Embrace modern technology to make ATM fraud harder

The National Assembly and Attorney-General are sleeping on the job even as criminals exploit gaps in the country’s laws and walk away with billions of shillings every year.

According to data from the Banking Fraud Investigations Department (BFID), fraudsters have stolen at least Sh1.5 billion from Kenyan banks in the past year alone.

Obviously, the majority of these thefts are hatched with the assistance of people working in these banks. It is also sad, but true, that many of the people charged with the responsibility of detecting, stopping and prosecuting these criminals get compromised, sooner or later, after their efforts to take these criminals to book are frustrated by weak laws or compromised members of the Judiciary.

Kenya’s economic growth is held back by the high interest rates charged by banks in efforts to claw back the money stolen and make profits.  Players in the criminal-justice system and the financial sector must wake up and do whatever is necessary because the country can’t afford the luxury of criminal gangs walking away with Kenyans’ hard earned money. Whereas it is not known what the State agencies expected to close the legal loopholes the criminals are using to fleece banks and their customers are doing, it was heartening to learn last week that the financial sector is moving into action by installing a new generation of Automated Teller Machines (ATMs) already in the country.

Digital age

The expected roll-out of the machines will mean that the simple act of withdrawing money is about to enter the digital age, because the ATMs have biometric fingerprint scanners which will be used alongside the traditional PIN system.

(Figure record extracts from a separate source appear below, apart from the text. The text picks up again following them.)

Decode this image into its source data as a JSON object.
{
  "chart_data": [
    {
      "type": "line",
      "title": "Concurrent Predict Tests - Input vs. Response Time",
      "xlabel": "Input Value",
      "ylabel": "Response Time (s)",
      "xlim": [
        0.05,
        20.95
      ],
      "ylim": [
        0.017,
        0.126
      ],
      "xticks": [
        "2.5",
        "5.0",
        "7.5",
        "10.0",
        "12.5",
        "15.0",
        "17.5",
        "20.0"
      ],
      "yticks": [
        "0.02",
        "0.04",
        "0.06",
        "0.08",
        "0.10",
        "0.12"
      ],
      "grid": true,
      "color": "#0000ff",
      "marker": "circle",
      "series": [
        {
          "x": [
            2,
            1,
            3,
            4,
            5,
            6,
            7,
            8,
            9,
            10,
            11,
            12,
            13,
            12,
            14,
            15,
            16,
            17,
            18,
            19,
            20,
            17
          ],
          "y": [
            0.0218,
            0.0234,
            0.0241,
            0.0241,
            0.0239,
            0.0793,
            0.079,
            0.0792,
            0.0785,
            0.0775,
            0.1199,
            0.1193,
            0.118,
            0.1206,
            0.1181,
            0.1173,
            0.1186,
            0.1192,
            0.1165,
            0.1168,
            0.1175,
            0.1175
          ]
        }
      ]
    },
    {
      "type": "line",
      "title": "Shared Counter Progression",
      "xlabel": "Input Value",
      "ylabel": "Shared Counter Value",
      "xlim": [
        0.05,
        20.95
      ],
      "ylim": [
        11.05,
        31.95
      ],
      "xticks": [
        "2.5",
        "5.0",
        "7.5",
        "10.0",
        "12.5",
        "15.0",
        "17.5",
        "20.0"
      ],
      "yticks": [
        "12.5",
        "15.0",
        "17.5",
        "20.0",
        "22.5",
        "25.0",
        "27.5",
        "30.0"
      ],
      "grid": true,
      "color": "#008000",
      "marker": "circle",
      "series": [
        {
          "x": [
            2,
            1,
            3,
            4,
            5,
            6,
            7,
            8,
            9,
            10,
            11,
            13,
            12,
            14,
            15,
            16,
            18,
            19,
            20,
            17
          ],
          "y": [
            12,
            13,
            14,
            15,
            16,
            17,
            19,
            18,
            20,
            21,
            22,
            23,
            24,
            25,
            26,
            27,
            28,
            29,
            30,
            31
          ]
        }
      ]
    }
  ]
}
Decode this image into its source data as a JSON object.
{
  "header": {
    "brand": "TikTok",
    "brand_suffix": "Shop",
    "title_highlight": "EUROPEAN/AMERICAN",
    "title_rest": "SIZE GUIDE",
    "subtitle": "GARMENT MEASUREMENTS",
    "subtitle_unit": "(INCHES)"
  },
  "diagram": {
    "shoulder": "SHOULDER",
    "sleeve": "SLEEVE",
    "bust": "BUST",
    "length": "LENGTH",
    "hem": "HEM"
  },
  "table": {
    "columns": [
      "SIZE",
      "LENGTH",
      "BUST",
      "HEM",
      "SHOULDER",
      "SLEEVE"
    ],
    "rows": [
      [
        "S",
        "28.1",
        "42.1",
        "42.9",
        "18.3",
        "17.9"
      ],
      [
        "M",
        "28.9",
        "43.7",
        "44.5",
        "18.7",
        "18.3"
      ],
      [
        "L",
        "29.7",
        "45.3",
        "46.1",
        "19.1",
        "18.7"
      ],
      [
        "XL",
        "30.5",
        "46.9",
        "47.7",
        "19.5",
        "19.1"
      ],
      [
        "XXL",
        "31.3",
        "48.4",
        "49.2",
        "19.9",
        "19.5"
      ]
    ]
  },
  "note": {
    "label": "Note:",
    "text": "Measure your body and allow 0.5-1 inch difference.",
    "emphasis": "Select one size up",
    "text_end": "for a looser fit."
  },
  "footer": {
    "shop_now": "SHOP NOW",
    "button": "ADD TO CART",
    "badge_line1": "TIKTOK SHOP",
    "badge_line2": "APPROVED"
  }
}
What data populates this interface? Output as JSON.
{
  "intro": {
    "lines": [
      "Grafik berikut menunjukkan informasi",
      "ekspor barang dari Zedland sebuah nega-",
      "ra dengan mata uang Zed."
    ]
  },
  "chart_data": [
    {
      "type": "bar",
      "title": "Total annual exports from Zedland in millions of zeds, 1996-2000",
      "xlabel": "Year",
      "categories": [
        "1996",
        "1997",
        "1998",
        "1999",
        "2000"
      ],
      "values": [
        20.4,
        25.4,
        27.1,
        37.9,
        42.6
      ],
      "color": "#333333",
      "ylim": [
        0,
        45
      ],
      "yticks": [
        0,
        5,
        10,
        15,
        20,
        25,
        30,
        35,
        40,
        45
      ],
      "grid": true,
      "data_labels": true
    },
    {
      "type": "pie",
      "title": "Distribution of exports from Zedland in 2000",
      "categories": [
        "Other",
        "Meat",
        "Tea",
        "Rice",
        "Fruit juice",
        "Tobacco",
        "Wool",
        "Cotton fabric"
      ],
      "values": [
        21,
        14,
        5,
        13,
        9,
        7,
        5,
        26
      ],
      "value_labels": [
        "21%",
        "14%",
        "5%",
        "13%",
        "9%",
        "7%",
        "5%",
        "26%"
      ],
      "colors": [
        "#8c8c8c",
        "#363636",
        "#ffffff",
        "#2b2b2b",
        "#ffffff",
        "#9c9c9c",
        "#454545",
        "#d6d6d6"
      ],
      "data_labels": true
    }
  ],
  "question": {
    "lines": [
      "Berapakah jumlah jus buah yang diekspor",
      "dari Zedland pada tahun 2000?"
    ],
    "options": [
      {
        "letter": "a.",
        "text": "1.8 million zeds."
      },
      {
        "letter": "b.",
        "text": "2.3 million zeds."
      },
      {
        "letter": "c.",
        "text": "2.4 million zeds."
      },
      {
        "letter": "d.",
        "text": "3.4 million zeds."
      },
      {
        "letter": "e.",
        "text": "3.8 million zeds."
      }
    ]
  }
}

Launched last week by an American technology company and a local IT solutions firm Tracom Services, the new generation ATMs have the biometric function alongside a raft of other security features aimed at helping banks and their customers fight fraudsters.

The extra safety measures on the ATMs are being brought in as the banking industry moves from the old magnetic strip ATM cards to the new generation micro-chip embedded cards that have EMV (Europay Master Card Visa) technology designed to make it more difficult to illegally scan a card’s details. The EMV technology is boosting the popularity of card trapping because it counters the long-standing problem of skimming. With the fingerprint required to complete a transaction, a fraudster who traps the card will still not be able to access the account because. The fingerprint is thus the one unique thing a fraudster cannot steal from a bank’s customer.

The new ATMs will in addition have a one-way safety lock system to prevent insertion of jammers into the money dispensing unit, thus helping deal with the problem of fraudsters who use jammers to block cash from the ATM, removing it after a frustrated customer moves out of the ATM lobby.

The card insertion also comes with a sensor that detects whether any object other than the card is inserted, and stops the transaction and detaining the card. This is to thwart scammers who have been placing objects in the ATM slots which skim and mimic card details which are later used to duplicate the card and fraudulently access the owners account. Sadly, despite the banks’ best efforts to deal with fraud, their biggest challenge is, and will always be, the integrity of their own employees, because most of their losses, including armed robberies, are a result of collusion between insiders and outside criminals.